To explore the utility of the L. sativae eDNA method to host plants beyond M. atropurpureum, we applied the test to a range of host plants, selected from field collections between 2018-2019 in Torres Strait where L. sativae is known to be present. In July 2018, leaf mines that looked similar in appearance to L. sativae mining were collected from chilli (Capsicum sp.), passionfruit (Passiflora edulis) and basil (Ocimum basilicum) from FGG. A single leaf mine found on snakeweed (Stachytarpheta jamaicensis) was collected from Horn Island. In May 2019, five mines each from snakebean (Vigna unguiculata ssp. sesquipedalis), tomato (Solanum lycopersicum), wild passionfruit (Passiflora foetida), and yellow alder weed (Turnera ulmifolia) were collected from FGG and stored in 2 mL Axygen® tubes with 100% ethanol. Additionally, ten leaf mines from S. jamaicensis (from a single patch of leaf mines discovered on Thursday Island), were collected and stored in 100% ethanol. These samples were transported back to the laboratory and stored at -20 °C prior to molecular testing.

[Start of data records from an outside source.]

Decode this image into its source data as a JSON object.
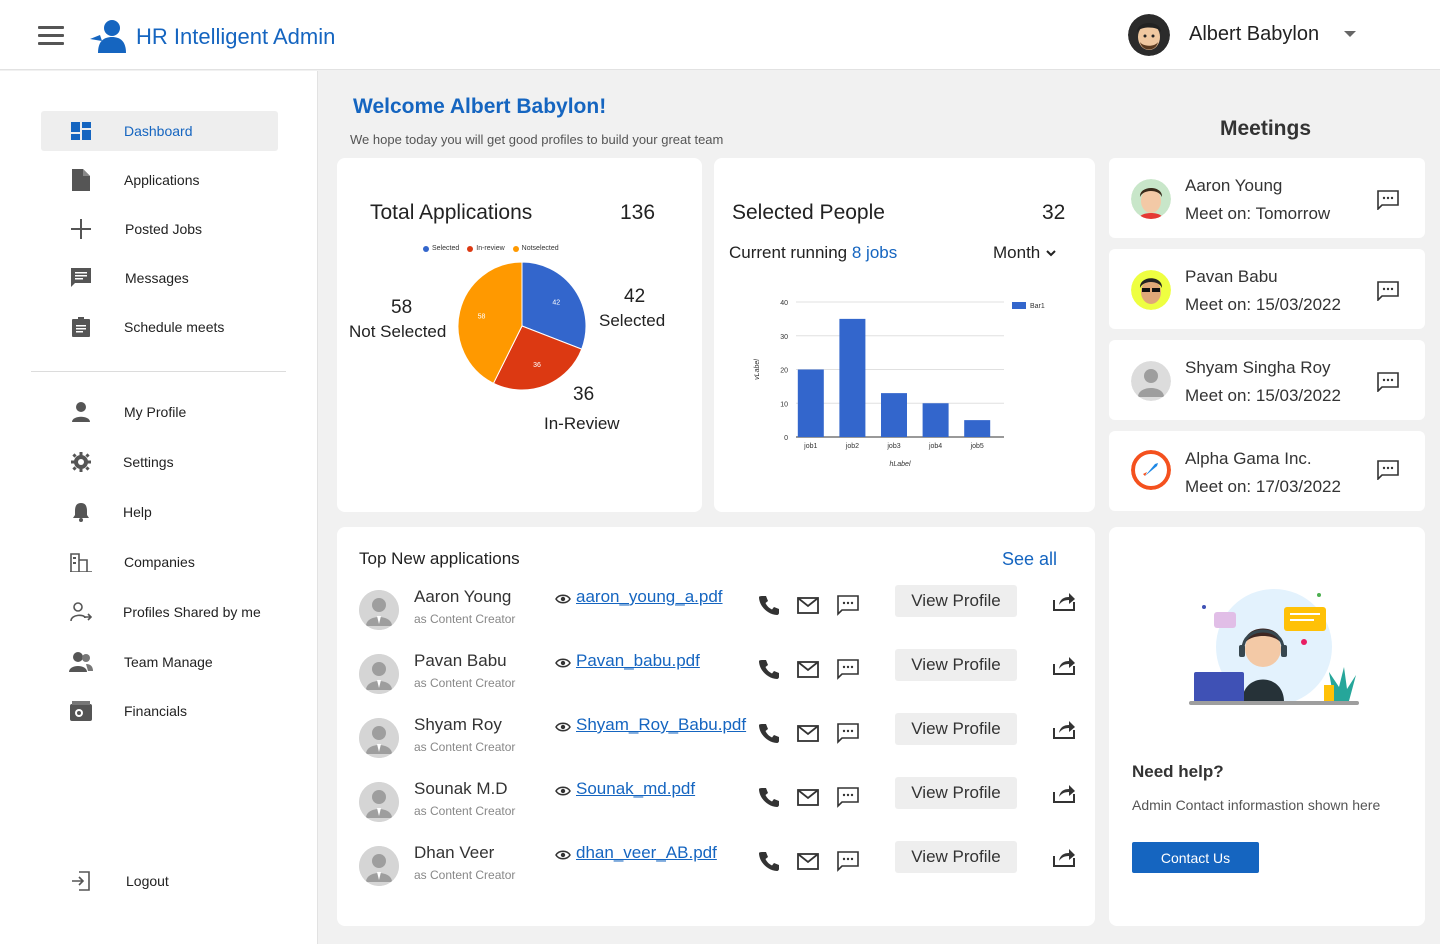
{
  "header": {
    "app_title": "HR Intelligent Admin",
    "user_name": "Albert Babylon"
  },
  "sidebar": {
    "primary": [
      {
        "label": "Dashboard",
        "icon": "dashboard-icon",
        "active": true
      },
      {
        "label": "Applications",
        "icon": "file-icon"
      },
      {
        "label": "Posted Jobs",
        "icon": "plus-icon"
      },
      {
        "label": "Messages",
        "icon": "message-icon"
      },
      {
        "label": "Schedule meets",
        "icon": "clipboard-icon"
      }
    ],
    "secondary": [
      {
        "label": "My Profile",
        "icon": "person-icon"
      },
      {
        "label": "Settings",
        "icon": "gear-icon"
      },
      {
        "label": "Help",
        "icon": "bell-icon"
      },
      {
        "label": "Companies",
        "icon": "building-icon"
      },
      {
        "label": "Profiles Shared by me",
        "icon": "person-share-icon"
      },
      {
        "label": "Team Manage",
        "icon": "team-icon"
      },
      {
        "label": "Financials",
        "icon": "wallet-icon"
      }
    ],
    "logout": "Logout"
  },
  "welcome": {
    "title": "Welcome Albert Babylon!",
    "subtitle": "We hope today you will get good profiles to build your great team"
  },
  "total_applications": {
    "title": "Total Applications",
    "count": "136",
    "legend": [
      "Selected",
      "In-review",
      "Notselected"
    ],
    "not_selected_num": "58",
    "not_selected_label": "Not Selected",
    "selected_num": "42",
    "selected_label": "Selected",
    "in_review_num": "36",
    "in_review_label": "In-Review"
  },
  "selected_people": {
    "title": "Selected People",
    "count": "32",
    "running_prefix": "Current running",
    "running_link": "8 jobs",
    "period": "Month"
  },
  "chart_data": [
    {
      "type": "pie",
      "title": "Total Applications",
      "categories": [
        "Selected",
        "In-review",
        "Notselected"
      ],
      "values": [
        42,
        36,
        58
      ],
      "colors": [
        "#3366cc",
        "#dc3912",
        "#ff9900"
      ]
    },
    {
      "type": "bar",
      "title": "",
      "categories": [
        "job1",
        "job2",
        "job3",
        "job4",
        "job5"
      ],
      "series": [
        {
          "name": "Bar1",
          "values": [
            20,
            35,
            13,
            10,
            5
          ]
        }
      ],
      "xlabel": "hLabel",
      "ylabel": "vLabel",
      "yticks": [
        0,
        10,
        20,
        30,
        40
      ],
      "ylim": [
        0,
        40
      ],
      "colors": [
        "#3366cc"
      ]
    }
  ],
  "meetings": {
    "title": "Meetings",
    "items": [
      {
        "name": "Aaron Young",
        "when": "Meet on: Tomorrow"
      },
      {
        "name": "Pavan Babu",
        "when": "Meet on: 15/03/2022"
      },
      {
        "name": "Shyam Singha Roy",
        "when": "Meet on: 15/03/2022"
      },
      {
        "name": "Alpha Gama Inc.",
        "when": "Meet on: 17/03/2022"
      }
    ]
  },
  "applications": {
    "title": "Top New applications",
    "see_all": "See all",
    "view_label": "View Profile",
    "rows": [
      {
        "name": "Aaron Young",
        "role": "as Content Creator",
        "file": "aaron_young_a.pdf"
      },
      {
        "name": "Pavan Babu",
        "role": "as Content Creator",
        "file": "Pavan_babu.pdf"
      },
      {
        "name": "Shyam Roy",
        "role": "as Content Creator",
        "file": "Shyam_Roy_Babu.pdf"
      },
      {
        "name": "Sounak M.D",
        "role": "as Content Creator",
        "file": "Sounak_md.pdf"
      },
      {
        "name": "Dhan Veer",
        "role": "as Content Creator",
        "file": "dhan_veer_AB.pdf"
      }
    ]
  },
  "help": {
    "title": "Need help?",
    "text": "Admin Contact informastion shown here",
    "button": "Contact Us"
  },
  "colors": {
    "accent": "#1565c0",
    "selected": "#3366cc",
    "in_review": "#dc3912",
    "not_selected": "#ff9900"
  }
}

To further test the application of the eDNA methodology during delimiting survey activities, leaf mines were collected in July 2018 from seven leaf mines found in M. atropurpureum on Zuna Island, Queensland, a sparsely habited island where L. sativae had not been recorded previously and leaf mining activity was known to be very low. The leafmining damage discovered in M. atropurpureum appeared to be old, and none of the seven mines contained any active larvae that could be reared or preserved for identification. In June 2019, an empty leaf mine was also collected in Cairns, Queensland, from an eggplant (Solanum melongena), a known host of L. sativae, but also a host of other leafminer species present in Australia.

In all instances, the empty leaf mines were closely inspected under the microscope prior to preservation, and some samples were found to contain visible remains of dead fly larvae. Sections of the mine that contained these remains were preserved, and analysed, separately from the rest of the empty mines to improve amplification of DNA.